Lorsque quelqu’un fait du mal à quelqu'un d'autre, la victime est en colère et cherche à se venger. C’est clairement dangereux pour l’auteur, et ce dernier tentera peut-être de faire en sorte que la victime se calme et passe à autre chose. Il trouvera peut-être des excuses : ce n’était pas moi, c’était quelqu’un d’autre. Ou bien, c’était moi, mais je n’ai pas pu m’en empêcher. Ou encore, c’était moi, mais ce n’était pas grand-chose, et puis je t’ai fait du bien dans le passé, donc, tout compte fait, tu devrais laisser passer ça.

Pour faire autrement, ou en accord avec ces différentes stratégies, l’offenseur peut implorer, supplier, voire s’abaisser et s’humilier.
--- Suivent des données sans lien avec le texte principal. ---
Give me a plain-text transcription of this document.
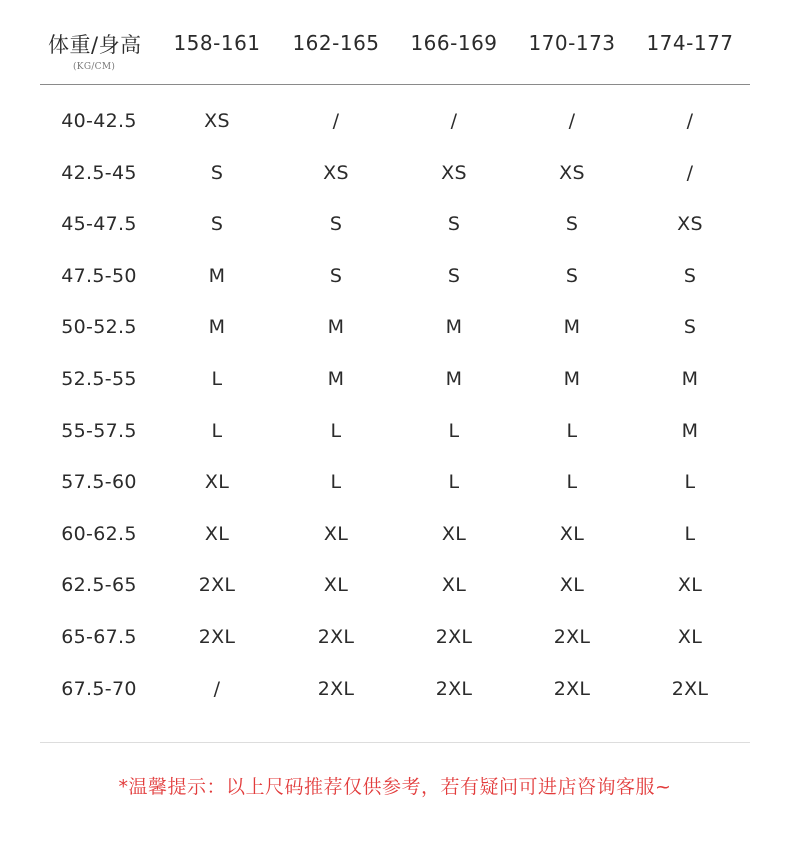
体重/身高
(KG/CM)
158-161	162-165	166-169	170-173	174-177
40-42.5	XS	/	/	/	/
42.5-45	S	XS	XS	XS	/
45-47.5	S	S	S	S	XS
47.5-50	M	S	S	S	S
50-52.5	M	M	M	M	S
52.5-55	L	M	M	M	M
55-57.5	L	L	L	L	M
57.5-60	XL	L	L	L	L
60-62.5	XL	XL	XL	XL	L
62.5-65	2XL	XL	XL	XL	XL
65-67.5	2XL	2XL	2XL	2XL	XL
67.5-70	/	2XL	2XL	2XL	2XL
*温馨提示：以上尺码推荐仅供参考，若有疑问可进店咨询客服~
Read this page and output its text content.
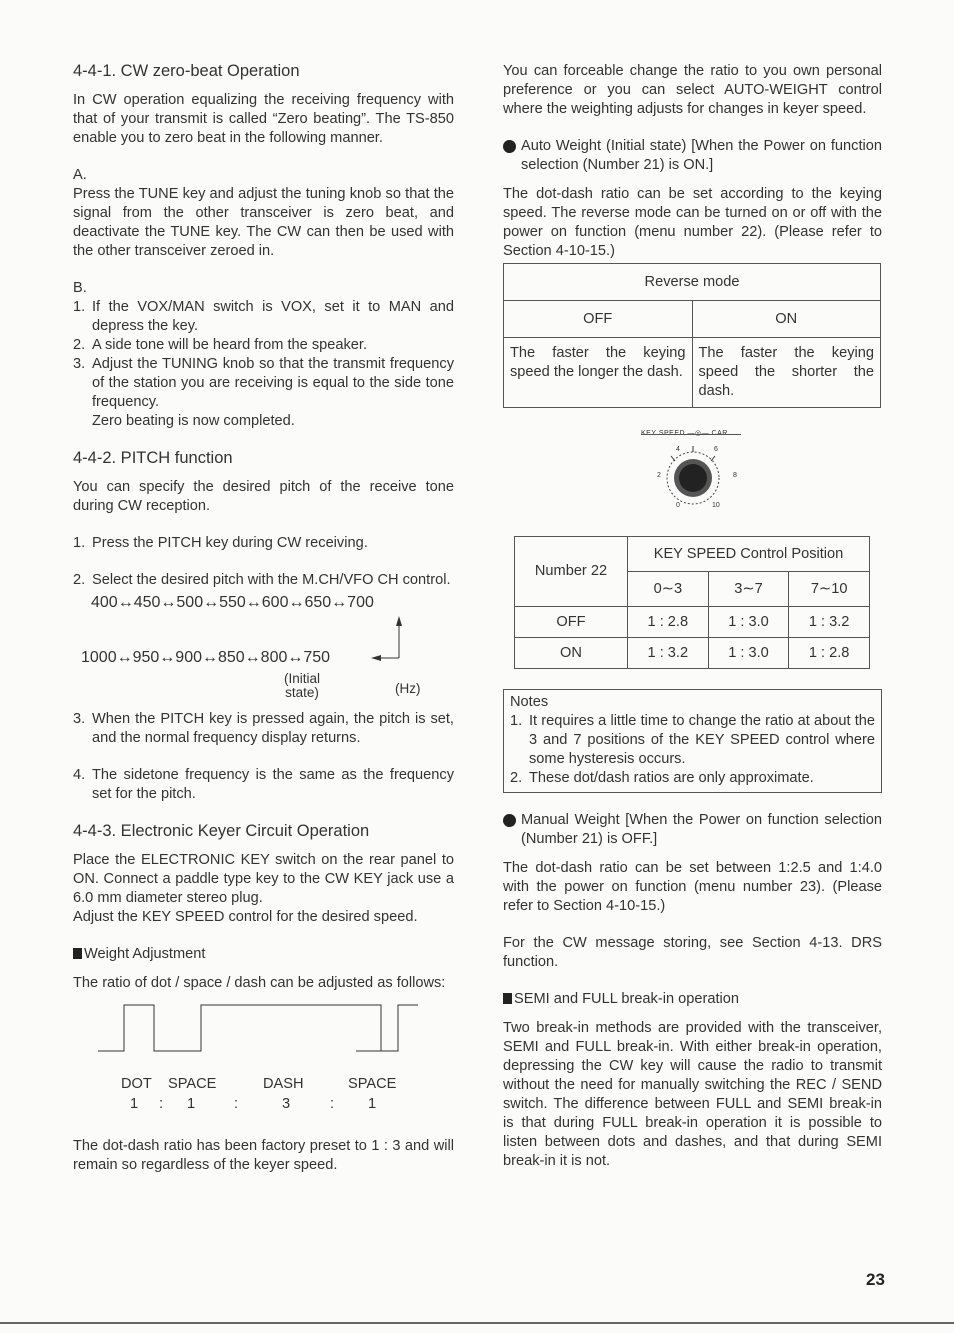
4-4-1. CW zero-beat Operation

In CW operation equalizing the receiving frequency with that of your transmit is called “Zero beating”. The TS-850 enable you to zero beat in the following manner.

A.

Press the TUNE key and adjust the tuning knob so that the signal from the other transceiver is zero beat, and deactivate the TUNE key. The CW can then be used with the other transceiver zeroed in.

B.

1. If the VOX/MAN switch is VOX, set it to MAN and depress the key.
2. A side tone will be heard from the speaker.
3. Adjust the TUNING knob so that the transmit frequency of the station you are receiving is equal to the side tone frequency.
Zero beating is now completed.
4-4-2. PITCH function

You can specify the desired pitch of the receive tone during CW reception.

1. Press the PITCH key during CW receiving.
2. Select the desired pitch with the M.CH/VFO CH control.
400↔450↔500↔550↔600↔650↔700
1000↔950↔900↔850↔800↔750
(Initial state)	(Hz)
3. When the PITCH key is pressed again, the pitch is set, and the normal frequency display returns.
4. The sidetone frequency is the same as the frequency set for the pitch.
4-4-3. Electronic Keyer Circuit Operation

Place the ELECTRONIC KEY switch on the rear panel to ON. Connect a paddle type key to the CW KEY jack use a 6.0 mm diameter stereo plug.

Adjust the KEY SPEED control for the desired speed.

Weight Adjustment

The ratio of dot / space / dash can be adjusted as follows:

DOT SPACE	DASH	SPACE
1 : 1	:	3	: 1

The dot-dash ratio has been factory preset to 1 : 3 and will remain so regardless of the keyer speed.

You can forceable change the ratio to you own personal preference or you can select AUTO-WEIGHT control where the weighting adjusts for changes in keyer speed.

Auto Weight (Initial state) [When the Power on function selection (Number 21) is ON.]

The dot-dash ratio can be set according to the keying speed. The reverse mode can be turned on or off with the power on function (menu number 22). (Please refer to Section 4-10-15.)

Reverse mode	
OFF	ON
The faster the keying speed the longer the dash.	The faster the keying speed the shorter the dash.
4	6
2	8
0	10
Number 22	KEY SPEED Control Position		
	0∼3	3∼7	7∼10
OFF	1 : 2.8	1 : 3.0	1 : 3.2
ON	1 : 3.2	1 : 3.0	1 : 2.8

Notes

1. It requires a little time to change the ratio at about the 3 and 7 positions of the KEY SPEED control where some hysteresis occurs.
2. These dot/dash ratios are only approximate.

Manual Weight [When the Power on function selection (Number 21) is OFF.]

The dot-dash ratio can be set between 1:2.5 and 1:4.0 with the power on function (menu number 23). (Please refer to Section 4-10-15.)

For the CW message storing, see Section 4-13. DRS function.

SEMI and FULL break-in operation

Two break-in methods are provided with the transceiver, SEMI and FULL break-in. With either break-in operation, depressing the CW key will cause the radio to transmit without the need for manually switching the REC / SEND switch. The difference between FULL and SEMI break-in is that during FULL break-in operation it is possible to listen between dots and dashes, and that during SEMI break-in it is not.

23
C’est une façon de dire à la victime : « Je ne suis pas vraiment une menace ». Le mot grec sugnome, parfois traduit par pardon, signifie en réalité, selon Konstan, disculpation ou absolution. Ce n’est pas que je te pardonne pour ce que tu as fais, mais que je comprends pourquoi tu l’as fait - tu n’as pas pu t’en empêcher, tu as eu des circonstances atténuantes - ou bien je n’ai pas besoin de me venger, car tu m’as montré que tu me respectes. J’ai retrouvé ma dignité.

Il existe un exemple classique d’apaisement dans la Torah : le comportement de Jacob vis-à-vis d’Ésaü lors de leurs retrouvailles après une longue séparation. Jacob avait fui la maison après que Rébecca entendit qu’Ésaü planifiait de le tuer après la mort d'Isaac (Genèse 27:41). Avant la rencontre, Jacob lui envoie en cadeau un immense cheptel en disant : « Je veux l’apaiser par ce présent qui me précède, et après cela je verrai sa face ; peut-être m'acceptera-t-il » (Genèse 32:21). Lorsque les frères se rencontrent, Jacob se prosterne sept fois devant Ésaü, un rituel d’humiliation classique. Les frères se rencontrent, s’embrassent et se quittent, non pas parce qu’Ésaü a pardonné Jacob, mais parce qu’il a oublié ou qu’il a été apaisé.

L’apaisement comme méthode de gestion de conflit existe même chez les animaux. Le primatologue Frans de Waal a décrit des rituels de processus de paix chez les chimpanzés, les bonobos et les gorilles des montagnes3. Il existe des luttes de domination entre les animaux sociaux, mais il faut aussi trouver des moyens de rétablir l’harmonie au sein du groupe pour que celui-ci puisse survivre. Il existe donc des formes d’apaisement et des processus de paix qui précèdent la morale et qui existent depuis la naissance de l’humanité.

Ce n’est pas le cas du pardon. Konstan affirme que la première apparition de ce concept se trouve dans la Bible hébraïque, et il cite le cas de Joseph. Mais il n’explique pas pourquoi Joseph pardonne ni pourquoi cette idée et cette institution sont nées spécifiquement dans le judaïsme.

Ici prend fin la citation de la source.